8 thoughts on “Out of My Mind Chapters 7, 8 and 9

  1. Laura Woodring says:

    Empathy is a powerful tool in our work- I reflect to times when my mind filled in the blanks and I made assumptions about a student’s motivation or intention. How often have we heard a teacher say “He’s just lazy.” This book is reminding me to always seek to understand behaviors, and examine what they are really communicating.

  2. Dala Sparks says:

    well written Sarah – It is so true we could be Mrs. V. to some of our students AND their parents. The burden of care on Melody’s parents has been portrayed throughout the book and intensifies a bit with the arrival of her sister. Mrs. V is a nice reminder of what it feels like to have someone who believes in you, but as a parent – she is someone who believes in their child – that maybe even more influential. Trying to be mindful of the parents of our students and the communication and family challenges they face at home is so important and often times lost in the shuffle.

  3. Aimee Burton says:

    These chapters remind me of all the times I’ve seen children who are non-verbal sitting off to the side or in the back while other verbal children are participating more fully in a classroom lesson. We can provide all the necessary materials/equipment for a child to participate but it doesn’t mean it will be utilized. I think that’s one of the most frustrating aspects of this job.

  4. Pam Schmit says:

    I was so glad to hear her second grade teacher let her listen to books on tape that were appropriate for her age. She cannot communicate how much she likes and needs to listen to age appropriate books. We do need to be mindful of finding appropriate materials for our low functioning students.
    I am also struck by her maturity. I am thinking about her wanting that McDonalds hamburger and being unable to communicate that. She just really did not get to have choices in her life.

  5. Lindsey Ludwig says:

    Can I just say that I wanted to high five Melody’s mom when she stood up to that teacher? And, I wanted to give the dog a treat for taking such great care of Melody.
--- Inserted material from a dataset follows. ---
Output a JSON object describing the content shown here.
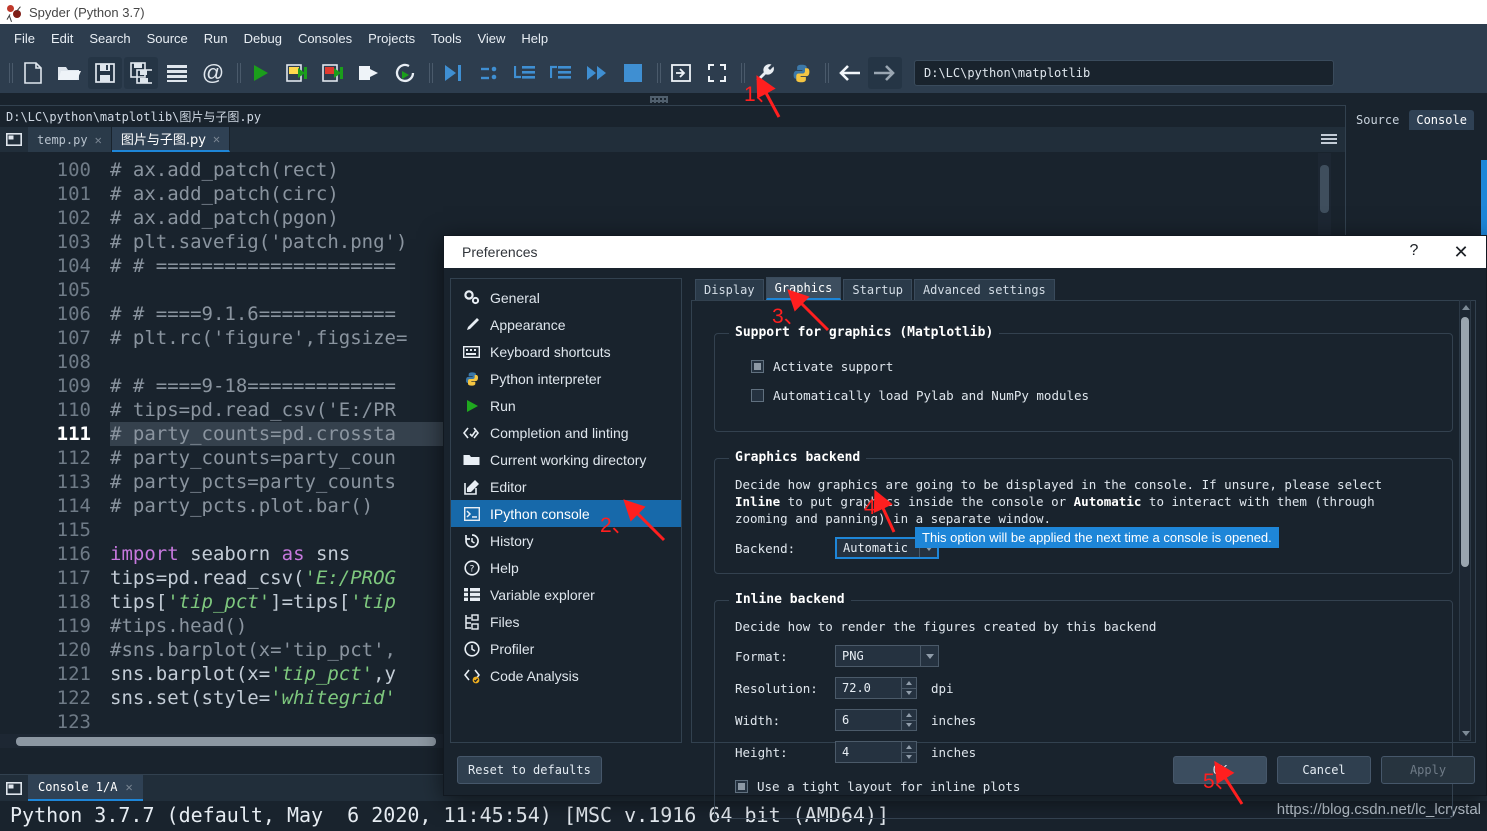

    I agree with Sarah, that the chapter with the goldfish was an eye-opener and heart breaker for me. Poor Melody used every means she could think of to help the fish, and the frustration level she had to have experienced is unimaginable to me.

    And yes, Aimee, I agree that it’s extremely frustrating to work with some of these nonverbal kids, provide them with communication tools and devices, then see little to no carryover. Maybe we should recommend some of the books we’ve read recently-this one and The Curious Case of the Dog in the Night Time-to some of our MSD and ECE colleagues.

  6. Karen Reynolds says:

    When we learn of Melody’s mom being called to school because she was having a meltdown, it broke my heart thinking of the frustration that happens when people can’t communicate effectively. It also reminded me that children need someone to advocate for them. In chapter 8 when she said she’d make a wish to be able to sing and dance, it reminded me of how we take for granted the simple things we can do. In chapter 9, it broke my heart when she worried that the new baby might end up like her. With the arrival of Penny, life completely changes for Melody. I am excited to learn of the positive effects this will have on Melody. I am rooting for someone to implement an effective communication system for her.

  7. Jecel Goyala says:

    Regardless of whether we are the teacher, the aide, or the SLP, each of us has a significant impact on a child. Working with these children, is a more of a responsibility than a mere job. I agree with you Laura, EMPATHY is a powerful tool, which means providing love and nurturance.

  8. I have read this book before, many years ago, so this time I decided to read it aloud with my 9 year old. He is not the most empathetic child in the world, and often forgets the blessings that he has in his life. He is loving the book and asking questions about students with disabilities. It has been a great eye opener for him.
    But having read this for the second time, the same thing bothers me… where is the mention on the SLP? Someone made her a communication board, though it may be limited.